Politically correct critics crybabied for a Pixar film with a female protagonist and with “Brave” they finally have one. What the rest of us got, though, is a pretty weak entry in the Pixar canon: an original fairy tale sure to delight the kids while leaving adults out in the cold. We’ve pretty much seen it all before. Like the rest of us, these politically correct crybaby critics deserved better.
Set in Scotland when there were still clans and kings and queens, “Brave” introduces us to Merida, a princess just old enough to be married off but not docile enough to allow such a thing to happen. Merida is a tomboy, a free spirit, who lives for those rare days when she’s out from under her loving mother’s thumb and free to blaze through the lush forest on horseback. Merida feels she has a destiny beyond that of her Queen Mother, is pretty sure that destiny involves her acumen with a bow and arrow, but is certain it doesn’t involve her being married off to someone she’s not in love with.

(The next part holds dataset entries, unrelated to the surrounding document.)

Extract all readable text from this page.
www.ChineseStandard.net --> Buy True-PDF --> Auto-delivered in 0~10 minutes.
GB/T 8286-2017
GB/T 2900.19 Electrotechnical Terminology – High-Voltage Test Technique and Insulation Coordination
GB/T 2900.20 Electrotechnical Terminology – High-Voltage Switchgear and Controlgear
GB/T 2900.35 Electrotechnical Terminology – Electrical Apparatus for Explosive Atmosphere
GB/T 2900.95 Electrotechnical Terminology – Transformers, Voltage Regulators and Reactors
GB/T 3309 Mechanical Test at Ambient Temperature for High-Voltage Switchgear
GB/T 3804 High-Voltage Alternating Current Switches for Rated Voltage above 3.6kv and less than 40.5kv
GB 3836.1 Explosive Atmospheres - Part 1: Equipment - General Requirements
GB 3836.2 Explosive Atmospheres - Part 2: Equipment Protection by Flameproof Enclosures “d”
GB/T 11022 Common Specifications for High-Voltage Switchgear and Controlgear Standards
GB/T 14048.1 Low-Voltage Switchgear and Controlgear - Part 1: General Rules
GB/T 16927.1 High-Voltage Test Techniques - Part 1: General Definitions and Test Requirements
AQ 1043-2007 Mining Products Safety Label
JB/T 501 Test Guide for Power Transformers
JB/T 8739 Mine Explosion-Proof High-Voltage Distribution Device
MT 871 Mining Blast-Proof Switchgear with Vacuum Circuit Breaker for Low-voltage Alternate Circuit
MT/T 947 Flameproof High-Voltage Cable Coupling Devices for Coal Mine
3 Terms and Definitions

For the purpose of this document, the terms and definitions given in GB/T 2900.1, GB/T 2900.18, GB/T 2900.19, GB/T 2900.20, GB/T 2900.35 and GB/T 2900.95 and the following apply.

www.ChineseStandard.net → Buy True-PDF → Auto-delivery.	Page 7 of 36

With this dilemma established, the story begins, but other than the bizarre result of a witches spell, it never really surprises or emotionally lifts off in that memorable way we’ve come to expect from Pixar. Even stranger is that, with all the talk of destiny and all the focus on Merida’s skill with a bow, where the story ends up just doesn’t pay that off.
What is nicely done, though, is the story of a mother and daughter. If nothing else, as has always been the case, Pixar’s heart, themes, and values remain firmly rooted in the right place.
“Brave” is beautiful to look at, as well. But Pixar’s greatest accomplishment has always been in its ability to convey human emotion through computer animation, and that surely remains the case here.
Unfortunately, none of this can overcome a nothing-special story.